As expected, AChE activity decreased as pesticide concentration and time of exposure increased, according to the results reported by Feng et al. (2008), Cong et al. (2009), and Clasen et al. (2014) in experiments with organophosphates and carbamates. Bretaut et al. (2000) also reported the same pattern, showing recovery of AChE levels at 50 µg/L after 14 days of exposure. Recovery of AChE levels may be influenced by several exogenous factors (time, temperature, salinity), as reported by Gholami- Seyedkolaei et al. (2013); therefore, it is of great importance to maintain the experiment under controlled conditions.
The increase in the acetylcholine concentration due to inhibition of AChE by carbofuran, leads to hypercholinergic excitatory processes and increases the rate of oxygen flow through brain and muscle, followed by a high increase in ATP consumption, much higher than its rate of production. This metabolic alteration has been described as a cause for reactive oxygen species production (Rai et al., 2011; Jaiswal et al., 2013), showing the relationship between neurotoxic and oxidative stress biomarkers. In fact, other similar studies with low concentrations of carbofuran have detected disruption of normal metabolism in fish organs, rendering antioxidant responses as biomarkers of carbamate exposure, together with AChE in brain (Clasen et al., 2014).

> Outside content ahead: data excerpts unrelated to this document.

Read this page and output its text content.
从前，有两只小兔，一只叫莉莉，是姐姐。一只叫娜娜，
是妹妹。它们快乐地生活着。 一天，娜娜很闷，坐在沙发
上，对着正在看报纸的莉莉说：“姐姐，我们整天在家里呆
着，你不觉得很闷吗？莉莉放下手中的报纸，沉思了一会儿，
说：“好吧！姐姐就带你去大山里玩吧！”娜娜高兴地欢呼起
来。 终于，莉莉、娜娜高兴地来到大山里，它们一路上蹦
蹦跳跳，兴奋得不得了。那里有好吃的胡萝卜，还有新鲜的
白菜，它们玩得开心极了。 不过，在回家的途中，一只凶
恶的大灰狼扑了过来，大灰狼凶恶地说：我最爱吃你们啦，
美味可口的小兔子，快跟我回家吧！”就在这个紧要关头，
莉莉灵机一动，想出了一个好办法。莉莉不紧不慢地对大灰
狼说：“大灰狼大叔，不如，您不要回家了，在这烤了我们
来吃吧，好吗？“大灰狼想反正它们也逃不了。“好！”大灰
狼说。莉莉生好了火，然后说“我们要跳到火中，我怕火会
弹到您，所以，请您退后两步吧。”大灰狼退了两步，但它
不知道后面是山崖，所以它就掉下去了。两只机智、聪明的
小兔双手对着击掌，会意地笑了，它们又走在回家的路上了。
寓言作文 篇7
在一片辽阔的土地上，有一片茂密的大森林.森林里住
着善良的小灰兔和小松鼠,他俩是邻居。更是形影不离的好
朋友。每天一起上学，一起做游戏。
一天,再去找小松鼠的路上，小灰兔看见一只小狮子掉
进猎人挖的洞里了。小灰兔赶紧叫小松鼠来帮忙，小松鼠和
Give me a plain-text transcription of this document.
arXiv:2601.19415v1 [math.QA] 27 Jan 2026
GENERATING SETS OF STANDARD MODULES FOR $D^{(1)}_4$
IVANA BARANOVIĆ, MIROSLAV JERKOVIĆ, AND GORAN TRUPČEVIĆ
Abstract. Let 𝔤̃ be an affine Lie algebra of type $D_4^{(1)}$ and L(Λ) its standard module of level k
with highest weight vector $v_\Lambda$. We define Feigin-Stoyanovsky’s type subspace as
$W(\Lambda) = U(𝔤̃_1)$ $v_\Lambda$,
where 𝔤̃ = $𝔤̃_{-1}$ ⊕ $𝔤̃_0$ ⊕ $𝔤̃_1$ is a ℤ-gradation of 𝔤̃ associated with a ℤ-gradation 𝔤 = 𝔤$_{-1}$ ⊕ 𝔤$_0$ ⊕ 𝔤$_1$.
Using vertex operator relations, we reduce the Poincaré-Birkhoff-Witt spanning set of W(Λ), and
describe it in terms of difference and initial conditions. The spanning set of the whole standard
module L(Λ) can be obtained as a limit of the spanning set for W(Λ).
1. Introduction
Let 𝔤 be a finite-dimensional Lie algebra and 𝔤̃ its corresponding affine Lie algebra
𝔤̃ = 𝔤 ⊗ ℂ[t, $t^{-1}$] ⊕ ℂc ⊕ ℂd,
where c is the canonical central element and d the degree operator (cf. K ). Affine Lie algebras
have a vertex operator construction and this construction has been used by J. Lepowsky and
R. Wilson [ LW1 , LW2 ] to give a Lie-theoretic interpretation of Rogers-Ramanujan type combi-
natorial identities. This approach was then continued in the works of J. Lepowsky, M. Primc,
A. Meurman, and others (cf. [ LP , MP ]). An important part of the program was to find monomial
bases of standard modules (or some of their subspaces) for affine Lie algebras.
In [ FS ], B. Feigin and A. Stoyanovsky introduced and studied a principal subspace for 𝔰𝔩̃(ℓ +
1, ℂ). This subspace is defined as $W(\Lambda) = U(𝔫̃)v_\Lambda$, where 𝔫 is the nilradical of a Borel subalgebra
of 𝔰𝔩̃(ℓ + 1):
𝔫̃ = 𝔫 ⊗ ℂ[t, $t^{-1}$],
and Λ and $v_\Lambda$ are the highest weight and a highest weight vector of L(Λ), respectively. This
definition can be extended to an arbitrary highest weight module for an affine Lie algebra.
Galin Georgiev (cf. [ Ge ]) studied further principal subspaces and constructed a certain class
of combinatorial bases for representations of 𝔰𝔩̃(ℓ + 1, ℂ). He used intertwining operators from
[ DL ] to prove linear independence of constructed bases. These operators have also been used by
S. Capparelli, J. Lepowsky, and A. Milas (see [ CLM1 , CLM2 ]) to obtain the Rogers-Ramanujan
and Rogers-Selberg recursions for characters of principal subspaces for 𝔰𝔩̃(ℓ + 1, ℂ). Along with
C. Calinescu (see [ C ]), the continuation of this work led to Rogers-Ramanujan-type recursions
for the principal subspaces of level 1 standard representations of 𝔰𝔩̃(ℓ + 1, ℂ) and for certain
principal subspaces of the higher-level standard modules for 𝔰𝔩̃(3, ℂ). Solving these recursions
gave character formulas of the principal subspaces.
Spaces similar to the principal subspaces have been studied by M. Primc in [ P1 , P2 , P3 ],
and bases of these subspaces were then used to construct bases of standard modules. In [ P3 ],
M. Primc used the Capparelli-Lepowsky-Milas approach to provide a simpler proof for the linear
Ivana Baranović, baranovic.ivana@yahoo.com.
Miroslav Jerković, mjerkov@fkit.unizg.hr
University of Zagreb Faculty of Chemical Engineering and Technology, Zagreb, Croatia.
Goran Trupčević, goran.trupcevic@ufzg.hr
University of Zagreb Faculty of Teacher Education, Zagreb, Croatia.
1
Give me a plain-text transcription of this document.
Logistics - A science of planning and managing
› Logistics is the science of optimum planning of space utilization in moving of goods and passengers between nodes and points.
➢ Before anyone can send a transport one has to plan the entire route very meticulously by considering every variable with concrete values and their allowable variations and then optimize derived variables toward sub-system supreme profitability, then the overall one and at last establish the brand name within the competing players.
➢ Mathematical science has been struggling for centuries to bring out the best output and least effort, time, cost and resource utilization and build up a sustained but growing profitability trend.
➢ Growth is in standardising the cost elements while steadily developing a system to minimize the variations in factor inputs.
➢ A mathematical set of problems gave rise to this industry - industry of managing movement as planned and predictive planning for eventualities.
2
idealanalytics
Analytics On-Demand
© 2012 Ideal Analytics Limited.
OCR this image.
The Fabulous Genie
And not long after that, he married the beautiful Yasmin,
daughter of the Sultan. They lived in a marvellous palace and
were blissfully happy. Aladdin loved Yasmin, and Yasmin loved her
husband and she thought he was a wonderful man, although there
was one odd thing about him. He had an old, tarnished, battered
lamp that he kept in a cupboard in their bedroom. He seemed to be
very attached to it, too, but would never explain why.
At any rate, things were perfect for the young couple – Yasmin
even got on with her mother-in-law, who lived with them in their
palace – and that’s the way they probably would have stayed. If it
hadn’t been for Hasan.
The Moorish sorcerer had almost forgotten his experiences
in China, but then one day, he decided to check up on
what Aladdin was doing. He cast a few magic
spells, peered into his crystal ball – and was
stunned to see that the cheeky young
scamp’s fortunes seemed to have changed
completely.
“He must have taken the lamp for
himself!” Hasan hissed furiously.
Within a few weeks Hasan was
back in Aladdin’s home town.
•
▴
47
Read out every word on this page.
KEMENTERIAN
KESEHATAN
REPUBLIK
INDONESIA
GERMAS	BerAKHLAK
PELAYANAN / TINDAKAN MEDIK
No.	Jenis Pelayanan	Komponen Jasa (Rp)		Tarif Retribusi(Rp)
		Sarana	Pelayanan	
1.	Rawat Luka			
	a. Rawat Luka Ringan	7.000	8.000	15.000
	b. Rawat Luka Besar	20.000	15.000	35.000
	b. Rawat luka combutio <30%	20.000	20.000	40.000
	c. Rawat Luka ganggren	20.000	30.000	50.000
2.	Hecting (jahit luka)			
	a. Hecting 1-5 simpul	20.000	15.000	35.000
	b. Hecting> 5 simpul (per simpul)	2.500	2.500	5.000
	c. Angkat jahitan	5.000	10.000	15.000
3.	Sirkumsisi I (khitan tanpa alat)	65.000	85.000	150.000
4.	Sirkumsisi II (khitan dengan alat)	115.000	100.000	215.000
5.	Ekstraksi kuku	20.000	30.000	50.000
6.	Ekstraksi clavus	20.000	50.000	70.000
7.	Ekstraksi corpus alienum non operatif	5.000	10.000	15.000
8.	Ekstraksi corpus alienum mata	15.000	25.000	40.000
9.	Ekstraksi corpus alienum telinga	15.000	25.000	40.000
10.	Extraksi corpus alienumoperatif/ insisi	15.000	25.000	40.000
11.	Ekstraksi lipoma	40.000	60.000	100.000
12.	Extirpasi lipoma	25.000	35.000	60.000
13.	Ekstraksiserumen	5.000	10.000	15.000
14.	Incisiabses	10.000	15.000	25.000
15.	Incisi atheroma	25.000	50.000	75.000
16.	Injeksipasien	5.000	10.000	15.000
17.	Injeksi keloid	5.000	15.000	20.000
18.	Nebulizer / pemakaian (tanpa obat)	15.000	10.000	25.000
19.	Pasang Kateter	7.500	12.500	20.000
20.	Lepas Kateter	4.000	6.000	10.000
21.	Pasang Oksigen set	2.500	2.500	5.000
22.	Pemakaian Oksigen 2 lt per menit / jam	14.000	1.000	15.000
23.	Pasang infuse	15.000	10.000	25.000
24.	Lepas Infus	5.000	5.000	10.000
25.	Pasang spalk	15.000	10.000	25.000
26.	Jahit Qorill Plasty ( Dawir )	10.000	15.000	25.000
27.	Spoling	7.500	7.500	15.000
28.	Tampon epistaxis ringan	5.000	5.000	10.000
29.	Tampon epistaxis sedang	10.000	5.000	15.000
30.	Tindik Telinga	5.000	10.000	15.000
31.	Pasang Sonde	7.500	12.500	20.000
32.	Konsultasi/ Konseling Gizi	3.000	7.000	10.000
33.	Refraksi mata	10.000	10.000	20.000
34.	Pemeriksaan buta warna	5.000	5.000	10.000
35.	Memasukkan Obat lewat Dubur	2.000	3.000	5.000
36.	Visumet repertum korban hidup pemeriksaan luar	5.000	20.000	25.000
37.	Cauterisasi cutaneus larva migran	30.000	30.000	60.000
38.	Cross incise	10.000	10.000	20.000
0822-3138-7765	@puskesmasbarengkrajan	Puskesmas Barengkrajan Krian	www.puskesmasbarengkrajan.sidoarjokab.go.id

Our results demonstrate that the pesticide carbofuran may cause changes in some biochemical parameters of tench under laboratory conditions. In fact, changes in the three parameters assessed (but mainly inhibition of AChE activity) could be used as biomarkers of short exposure (less than 14 days) to carbamates in biomonitoring programs, whereas MDA reduction could also be associated with longer exposure to low concentrations of pesticides. The measurement of such parameters in brain samples could be taken into consideration to monitor insecticide toxicity to fish living in contaminated waters.